ASEAN members have been providing support for Myanmar’s stated plans to repatriate the Rohingya refugees in Bangladesh. But the situation in Rakhine is now such that repatriation is impossible, while the Rohingya do not want to return without guarantees for their rights and safety.

It makes no sense to repatriate them without tackling the underlying causes of their enforced deportation. As seen since the late 1970s, returning Rohingya against their will leads to an unsustainable “revolving door” policy. 

The humanitarian support provided by ASEAN and its members is welcome but will be wasted unless their engagement is broadened to include assistance to deal with the root causes of the Rakhine crisis, including the situation of the Rohingya.

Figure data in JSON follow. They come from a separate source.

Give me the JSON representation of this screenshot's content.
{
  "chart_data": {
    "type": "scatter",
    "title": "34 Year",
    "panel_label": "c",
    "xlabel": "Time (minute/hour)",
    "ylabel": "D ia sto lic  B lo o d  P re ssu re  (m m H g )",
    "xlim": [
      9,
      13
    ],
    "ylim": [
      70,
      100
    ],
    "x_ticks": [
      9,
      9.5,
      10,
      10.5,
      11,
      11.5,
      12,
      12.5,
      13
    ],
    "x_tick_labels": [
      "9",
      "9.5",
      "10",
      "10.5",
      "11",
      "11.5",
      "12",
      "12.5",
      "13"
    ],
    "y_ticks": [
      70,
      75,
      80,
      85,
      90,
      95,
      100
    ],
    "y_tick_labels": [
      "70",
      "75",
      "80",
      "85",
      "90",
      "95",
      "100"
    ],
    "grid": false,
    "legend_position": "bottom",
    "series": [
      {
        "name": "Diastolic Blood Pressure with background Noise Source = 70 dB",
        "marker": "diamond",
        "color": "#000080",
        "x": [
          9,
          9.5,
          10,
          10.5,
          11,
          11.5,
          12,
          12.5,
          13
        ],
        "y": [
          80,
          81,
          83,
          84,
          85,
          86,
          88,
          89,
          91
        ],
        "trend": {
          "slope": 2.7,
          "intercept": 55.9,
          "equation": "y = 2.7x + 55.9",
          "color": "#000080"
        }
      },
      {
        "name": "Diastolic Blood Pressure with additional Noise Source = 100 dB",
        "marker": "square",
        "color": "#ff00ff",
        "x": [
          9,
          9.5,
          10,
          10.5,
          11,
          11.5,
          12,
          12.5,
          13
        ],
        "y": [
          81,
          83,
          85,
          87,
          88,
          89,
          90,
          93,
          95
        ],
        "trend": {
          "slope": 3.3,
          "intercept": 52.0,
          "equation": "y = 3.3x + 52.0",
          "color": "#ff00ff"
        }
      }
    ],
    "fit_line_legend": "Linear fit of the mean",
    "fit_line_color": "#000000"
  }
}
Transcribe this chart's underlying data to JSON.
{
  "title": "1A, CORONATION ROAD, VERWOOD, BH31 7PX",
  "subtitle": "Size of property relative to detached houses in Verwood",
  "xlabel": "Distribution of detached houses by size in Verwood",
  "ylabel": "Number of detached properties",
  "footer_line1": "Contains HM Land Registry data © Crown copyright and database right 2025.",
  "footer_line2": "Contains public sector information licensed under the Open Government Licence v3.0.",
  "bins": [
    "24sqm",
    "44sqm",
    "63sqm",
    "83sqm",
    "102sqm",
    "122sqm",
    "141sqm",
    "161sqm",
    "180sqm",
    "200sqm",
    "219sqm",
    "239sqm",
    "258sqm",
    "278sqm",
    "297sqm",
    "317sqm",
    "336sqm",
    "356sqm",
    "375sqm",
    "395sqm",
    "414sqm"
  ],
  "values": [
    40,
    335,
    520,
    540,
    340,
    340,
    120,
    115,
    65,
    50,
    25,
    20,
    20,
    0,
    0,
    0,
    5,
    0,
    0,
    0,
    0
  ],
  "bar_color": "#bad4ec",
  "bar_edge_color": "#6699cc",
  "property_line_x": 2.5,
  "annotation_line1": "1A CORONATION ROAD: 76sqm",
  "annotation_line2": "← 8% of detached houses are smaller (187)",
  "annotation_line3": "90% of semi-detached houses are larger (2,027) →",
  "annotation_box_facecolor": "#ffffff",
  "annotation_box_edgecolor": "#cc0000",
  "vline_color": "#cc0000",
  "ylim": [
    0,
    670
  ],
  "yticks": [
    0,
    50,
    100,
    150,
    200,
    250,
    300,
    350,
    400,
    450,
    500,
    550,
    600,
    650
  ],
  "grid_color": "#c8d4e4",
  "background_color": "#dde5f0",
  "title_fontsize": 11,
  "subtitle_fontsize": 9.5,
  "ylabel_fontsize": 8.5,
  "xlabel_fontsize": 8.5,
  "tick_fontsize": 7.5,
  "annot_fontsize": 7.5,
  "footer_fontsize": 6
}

If the bloc does not help Myanmar tackle the root causes of the crisis, the situation will only get worse. Taking steps towards the equal treatment of all who call Rakhine home, dismantling the apartheid state, restoring citizenship rights and ensuring accountability of those responsible for atrocities will be a major contribution to maintaining and enhancing regional peace, security and stability – issues that are part of ASEAN’s core mandate.

As COVID-19 consumes the attention of ASEAN’s leaders, let them not forget that the time to assist Myanmar is now.

First, they should use their influence to obtain a ceasefire in Rakhine, as well as ensuring the provision of immediate humanitarian access to all communities. The present chaos and humanitarian disaster are appalling and the consequences are rippling across national borders.

Secondly, they should use their good offices to help find a negotiated solution, one that takes account of the deeply felt grievances of all communities and uses the widely supported recommendations by the Advisory Commission on Rakhine State to ensure a peaceful and prosperous future for all.